The challenge that Soukoulis and other scientists face who work with metamaterials is to fabricate them so that they refract light negatively at ever smaller wavelengths, with the ultimate goal of making a metamaterial that refracts light at visible wavelengths and achieving the much-sought-after superlens.

Admittedly, that goal is a ways off. To date, existing metamaterials operate in the microwave or far infrared regions of the electromagnetic spectrum. The near infrared region of the spectrum still lies between the microwave and visible regions, and the wavelengths become ever shorter moving along the electromagnetic spectrum to visible light.

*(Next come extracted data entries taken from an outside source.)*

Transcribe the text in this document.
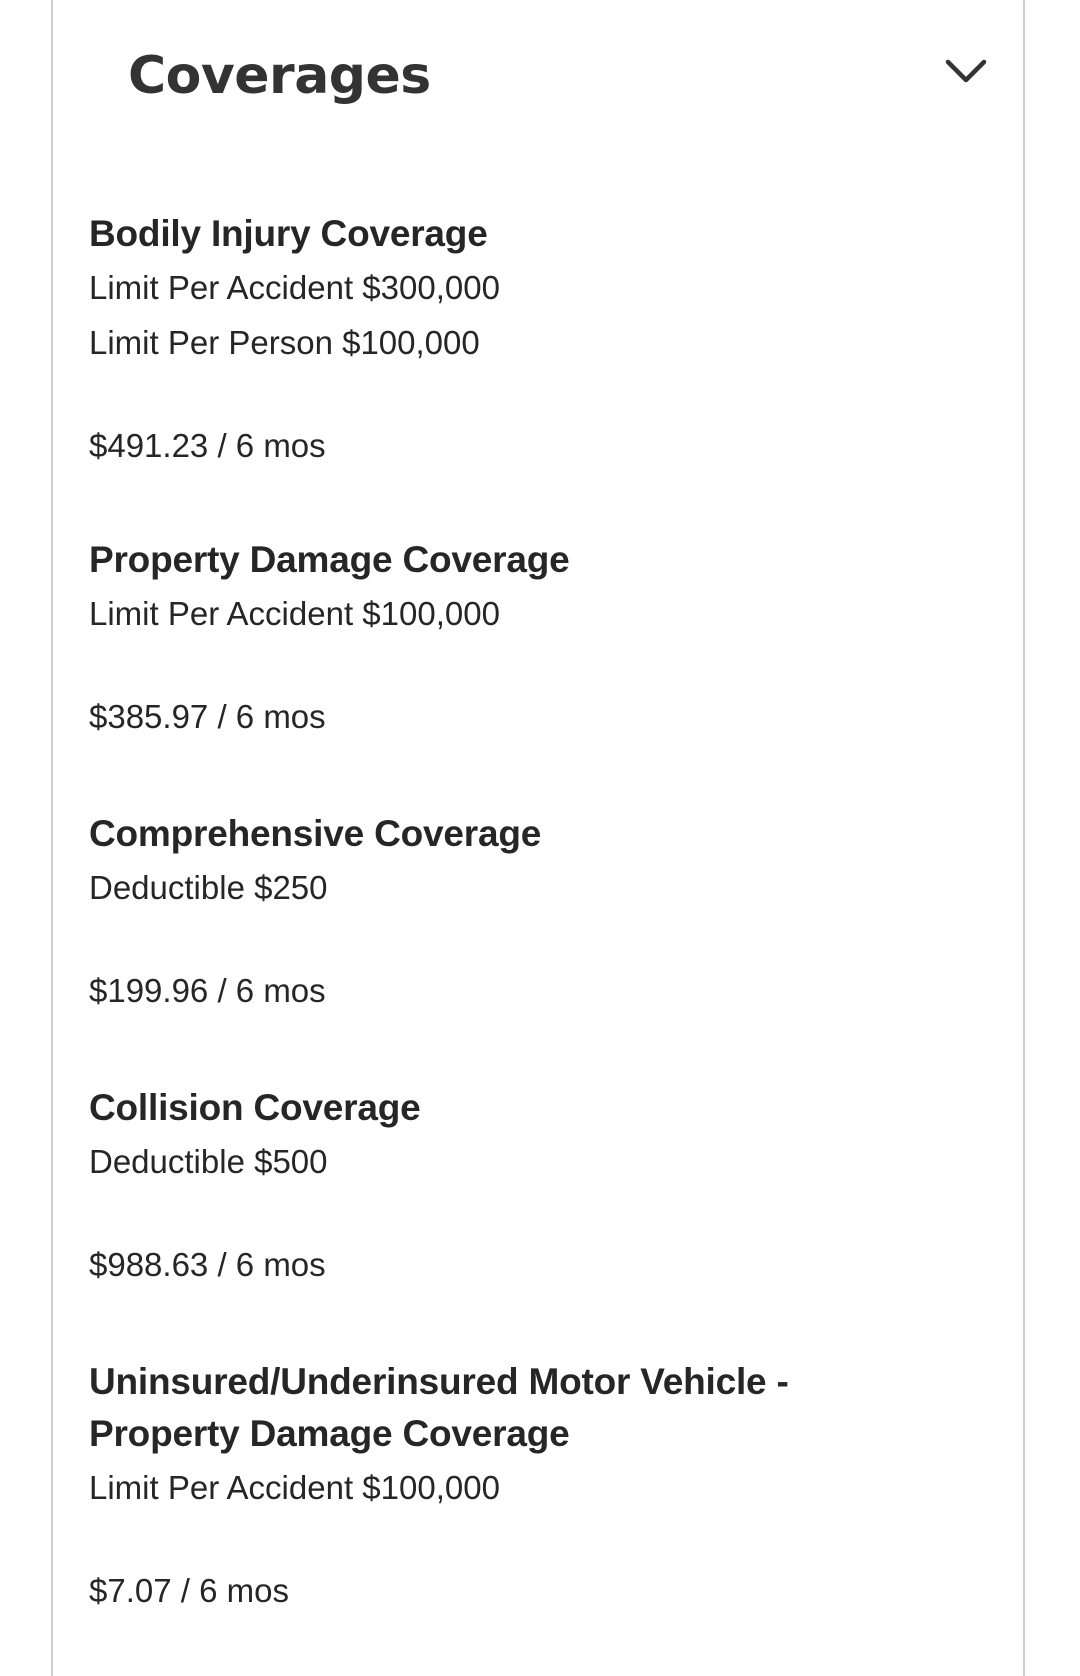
Coverages

Bodily Injury Coverage

Limit Per Accident $300,000

Limit Per Person $100,000

$491.23 / 6 mos

Property Damage Coverage

Limit Per Accident $100,000

$385.97 / 6 mos

Comprehensive Coverage

Deductible $250

$199.96 / 6 mos

Collision Coverage

Deductible $500

$988.63 / 6 mos

Uninsured/Underinsured Motor Vehicle -

Property Damage Coverage

Limit Per Accident $100,000

$7.07 / 6 mos
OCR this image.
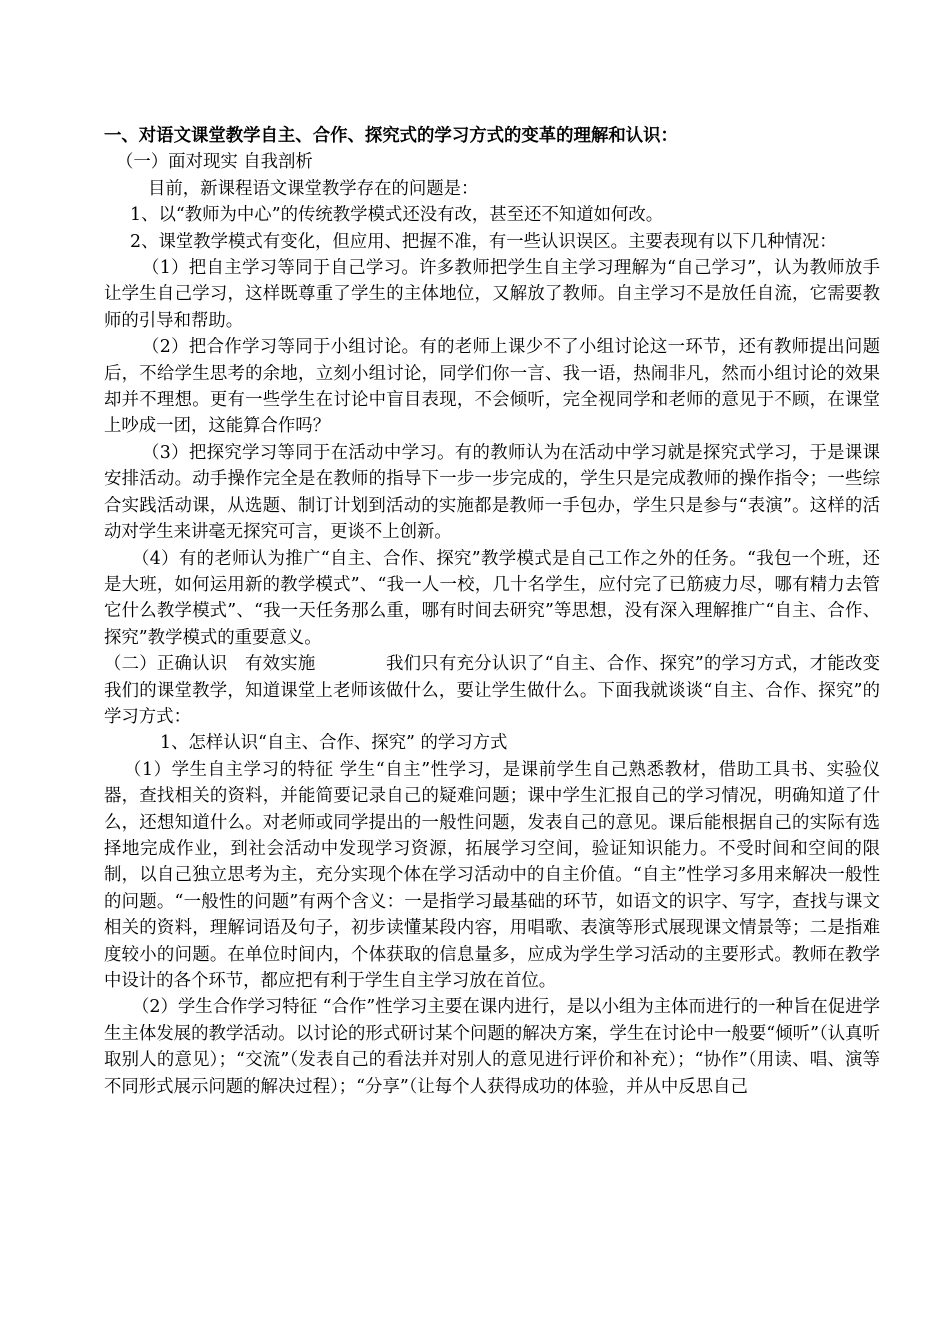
一、对语文课堂教学自主、合作、探究式的学习方式的变革的理解和认识：

（一）面对现实 自我剖析

目前，新课程语文课堂教学存在的问题是：

1、以“教师为中心”的传统教学模式还没有改，甚至还不知道如何改。

2、课堂教学模式有变化，但应用、把握不准，有一些认识误区。主要表现有以下几种情况：

（1）把自主学习等同于自己学习。许多教师把学生自主学习理解为“自己学习”，认为教师放手让学生自己学习，这样既尊重了学生的主体地位，又解放了教师。自主学习不是放任自流，它需要教师的引导和帮助。

（2）把合作学习等同于小组讨论。有的老师上课少不了小组讨论这一环节，还有教师提出问题后，不给学生思考的余地，立刻小组讨论，同学们你一言、我一语，热闹非凡，然而小组讨论的效果却并不理想。更有一些学生在讨论中盲目表现，不会倾听，完全视同学和老师的意见于不顾，在课堂上吵成一团，这能算合作吗？

（3）把探究学习等同于在活动中学习。有的教师认为在活动中学习就是探究式学习，于是课课安排活动。动手操作完全是在教师的指导下一步一步完成的，学生只是完成教师的操作指令；一些综合实践活动课，从选题、制订计划到活动的实施都是教师一手包办，学生只是参与“表演”。这样的活动对学生来讲毫无探究可言，更谈不上创新。

（4）有的老师认为推广“自主、合作、探究”教学模式是自己工作之外的任务。“我包一个班，还是大班，如何运用新的教学模式”、“我一人一校，几十名学生，应付完了已筋疲力尽，哪有精力去管它什么教学模式”、“我一天任务那么重，哪有时间去研究”等思想，没有深入理解推广“自主、合作、探究”教学模式的重要意义。

（二）正确认识　有效实施　　　　我们只有充分认识了“自主、合作、探究”的学习方式，才能改变我们的课堂教学，知道课堂上老师该做什么，要让学生做什么。下面我就谈谈“自主、合作、探究”的学习方式：

1、怎样认识“自主、合作、探究” 的学习方式

（1）学生自主学习的特征 学生“自主”性学习，是课前学生自己熟悉教材，借助工具书、实验仪器，查找相关的资料，并能简要记录自己的疑难问题；课中学生汇报自己的学习情况，明确知道了什么，还想知道什么。对老师或同学提出的一般性问题，发表自己的意见。课后能根据自己的实际有选择地完成作业，到社会活动中发现学习资源，拓展学习空间，验证知识能力。不受时间和空间的限制，以自己独立思考为主，充分实现个体在学习活动中的自主价值。“自主”性学习多用来解决一般性的问题。“一般性的问题”有两个含义：一是指学习最基础的环节，如语文的识字、写字，查找与课文相关的资料，理解词语及句子，初步读懂某段内容，用唱歌、表演等形式展现课文情景等；二是指难度较小的问题。在单位时间内，个体获取的信息量多，应成为学生学习活动的主要形式。教师在教学中设计的各个环节，都应把有利于学生自主学习放在首位。

（2）学生合作学习特征 “合作”性学习主要在课内进行，是以小组为主体而进行的一种旨在促进学生主体发展的教学活动。以讨论的形式研讨某个问题的解决方案，学生在讨论中一般要“倾听”（认真听取别人的意见）；“交流”（发表自己的看法并对别人的意见进行评价和补充）；“协作”（用读、唱、演等不同形式展示问题的解决过程）；“分享”（让每个人获得成功的体验，并从中反思自己
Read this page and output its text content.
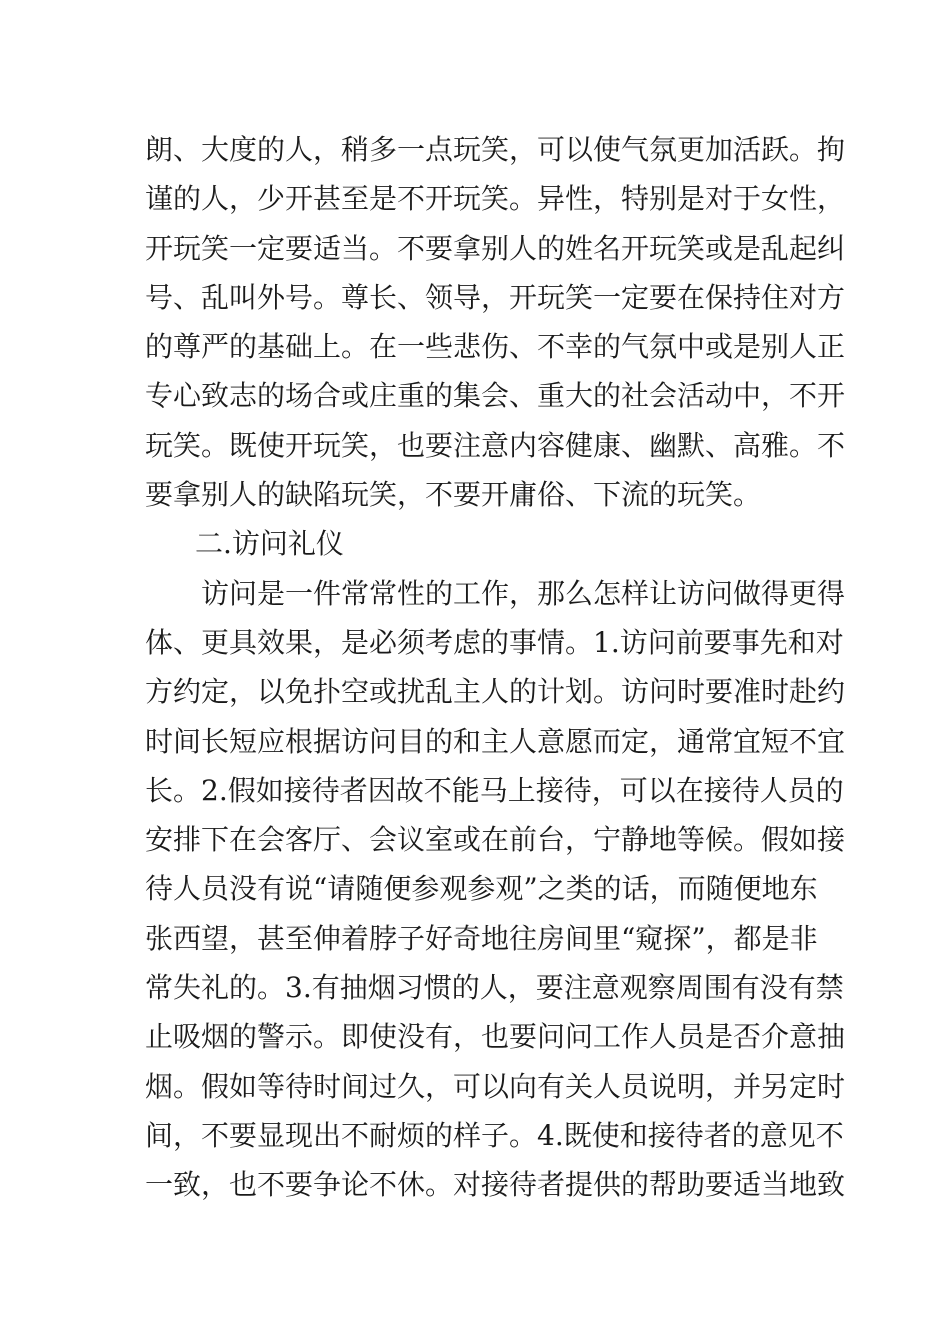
朗、大度的人，稍多一点玩笑，可以使气氛更加活跃。拘
谨的人，少开甚至是不开玩笑。异性，特别是对于女性，
开玩笑一定要适当。不要拿别人的姓名开玩笑或是乱起纠
号、乱叫外号。尊长、领导，开玩笑一定要在保持住对方
的尊严的基础上。在一些悲伤、不幸的气氛中或是别人正
专心致志的场合或庄重的集会、重大的社会活动中，不开
玩笑。既使开玩笑，也要注意内容健康、幽默、高雅。不
要拿别人的缺陷玩笑，不要开庸俗、下流的玩笑。
二.访问礼仪
访问是一件常常性的工作，那么怎样让访问做得更得
体、更具效果，是必须考虑的事情。1.访问前要事先和对
方约定，以免扑空或扰乱主人的计划。访问时要准时赴约
时间长短应根据访问目的和主人意愿而定，通常宜短不宜
长。2.假如接待者因故不能马上接待，可以在接待人员的
安排下在会客厅、会议室或在前台，宁静地等候。假如接
待人员没有说“请随便参观参观”之类的话，而随便地东
张西望，甚至伸着脖子好奇地往房间里“窥探”，都是非
常失礼的。3.有抽烟习惯的人，要注意观察周围有没有禁
止吸烟的警示。即使没有，也要问问工作人员是否介意抽
烟。假如等待时间过久，可以向有关人员说明，并另定时
间，不要显现出不耐烦的样子。4.既使和接待者的意见不
一致，也不要争论不休。对接待者提供的帮助要适当地致
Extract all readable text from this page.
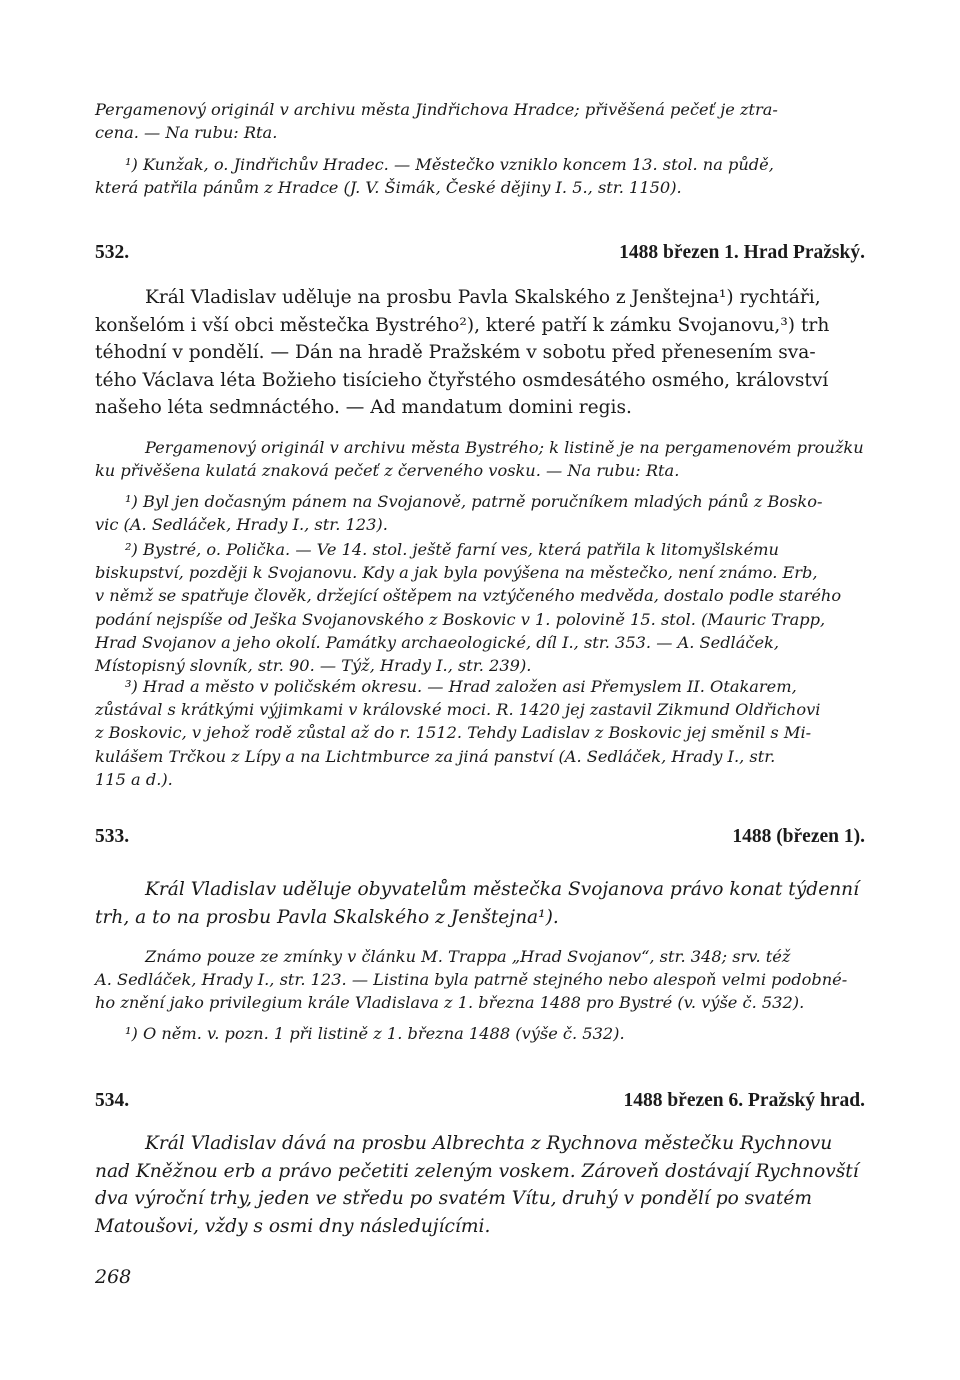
Pergamenový originál v archivu města Jindřichova Hradce; přivěšená pečeť je ztra-
cena. — Na rubu: Rta.

¹) Kunžak, o. Jindřichův Hradec. — Městečko vzniklo koncem 13. stol. na půdě,
která patřila pánům z Hradce (J. V. Šimák, České dějiny I. 5., str. 1150).

532.	1488 březen 1. Hrad Pražský.

Král Vladislav uděluje na prosbu Pavla Skalského z Jenštejna¹) rychtáři,
konšelóm i vší obci městečka Bystrého²), které patří k zámku Svojanovu,³) trh
téhodní v pondělí. — Dán na hradě Pražském v sobotu před přenesením sva-
tého Václava léta Božieho tisícieho čtyřstého osmdesátého osmého, království
našeho léta sedmnáctého. — Ad mandatum domini regis.

Pergamenový originál v archivu města Bystrého; k listině je na pergamenovém proužku
ku přivěšena kulatá znaková pečeť z červeného vosku. — Na rubu: Rta.

¹) Byl jen dočasným pánem na Svojanově, patrně poručníkem mladých pánů z Bosko-
vic (A. Sedláček, Hrady I., str. 123).

²) Bystré, o. Polička. — Ve 14. stol. ještě farní ves, která patřila k litomyšlskému
biskupství, později k Svojanovu. Kdy a jak byla povýšena na městečko, není známo. Erb,
v němž se spatřuje člověk, držející oštěpem na vztýčeného medvěda, dostalo podle starého
podání nejspíše od Ješka Svojanovského z Boskovic v 1. polovině 15. stol. (Mauric Trapp,
Hrad Svojanov a jeho okolí. Památky archaeologické, díl I., str. 353. — A. Sedláček,
Místopisný slovník, str. 90. — Týž, Hrady I., str. 239).

³) Hrad a město v poličském okresu. — Hrad založen asi Přemyslem II. Otakarem,
zůstával s krátkými výjimkami v královské moci. R. 1420 jej zastavil Zikmund Oldřichovi
z Boskovic, v jehož rodě zůstal až do r. 1512. Tehdy Ladislav z Boskovic jej směnil s Mi-
kulášem Trčkou z Lípy a na Lichtmburce za jiná panství (A. Sedláček, Hrady I., str.
115 a d.).

533.	1488 (březen 1).

Král Vladislav uděluje obyvatelům městečka Svojanova právo konat týdenní
trh, a to na prosbu Pavla Skalského z Jenštejna¹).

Známo pouze ze zmínky v článku M. Trappa „Hrad Svojanov“, str. 348; srv. též
A. Sedláček, Hrady I., str. 123. — Listina byla patrně stejného nebo alespoň velmi podobné-
ho znění jako privilegium krále Vladislava z 1. března 1488 pro Bystré (v. výše č. 532).

¹) O něm. v. pozn. 1 při listině z 1. března 1488 (výše č. 532).

534.	1488 březen 6. Pražský hrad.

Král Vladislav dává na prosbu Albrechta z Rychnova městečku Rychnovu
nad Kněžnou erb a právo pečetiti zeleným voskem. Zároveň dostávají Rychnovští
dva výroční trhy, jeden ve středu po svatém Vítu, druhý v pondělí po svatém
Matoušovi, vždy s osmi dny následujícími.

268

Correspondingly, to negatively refract light at these shorter wavelengths requires fabricating metamaterials at extremely small length scales - a tricky feat.

However, recent research by Soukoulis and his co-workers from the University of Karlsruhe, Germany, published in the May 12, 2006, issue of Science demonstrates they have done just that. "We have fabricated for the first time a metamaterial that has a negative index of refraction at 1.5 micrometers," said Soukoulis.

"This is the smallest wavelength obtained so far." Small, indeed; these wavelengths are microscopic and can be used in telecommunications. Soukoulis' success moves metamaterials into the near infrared region of the electromagnetic spectrum - very close to visible light, superior resolution and a wealth of potential applications!

In addition, Soukoulis and his University of Karlsruhe colleagues have also shown that both the velocity of the individual wavelengths, called phase velocity, and the velocity of the wave packets, called group velocity, are both negative, which Soukoulis said accounts for the ability of negatively refracted light to seemingly defy Einstein's theory of relativity and move backwards faster than the speed of light.

Elaborating, Soukoulis said, "When we have a metamaterial with a negative index of refraction at 1.5 micrometers that can disperse, or separate a wave into spectral components with different wavelengths, we can tune our lasers to play a lot of games with light. We can have a wavepacket hit a slab of negative index material, appear on the right-hand side of the material and begin to flow backward before the original pulse enters the negative index medium."

Continuing, he explained that the pulse flowing backward also releases a forward pulse out the end of the medium, a situation that causes the pulse entering the front of the material appear to move out the back almost instantly.

"In this way, one can argue that that the wave packet travels with velocities much higher than the velocities of light," said Soukoulis. "This is due to the dispersion of the negative index of refraction; there is nothing wrong with Einstein's theory of relativity." (These effects are clearly seen in the simulations that accompany this press release. Go to: Light Movies)

The Basic Energy Sciences Office of the DOE's Office of Science funds Ames Laboratory's research on metamaterials. Ames Laboratory is operated for the Department of Energy by Iowa State University. The Lab conducts research into various areas of national concern, including energy resources, high-speed computer design, environmental cleanup and restoration, and the synthesis and study of new materials.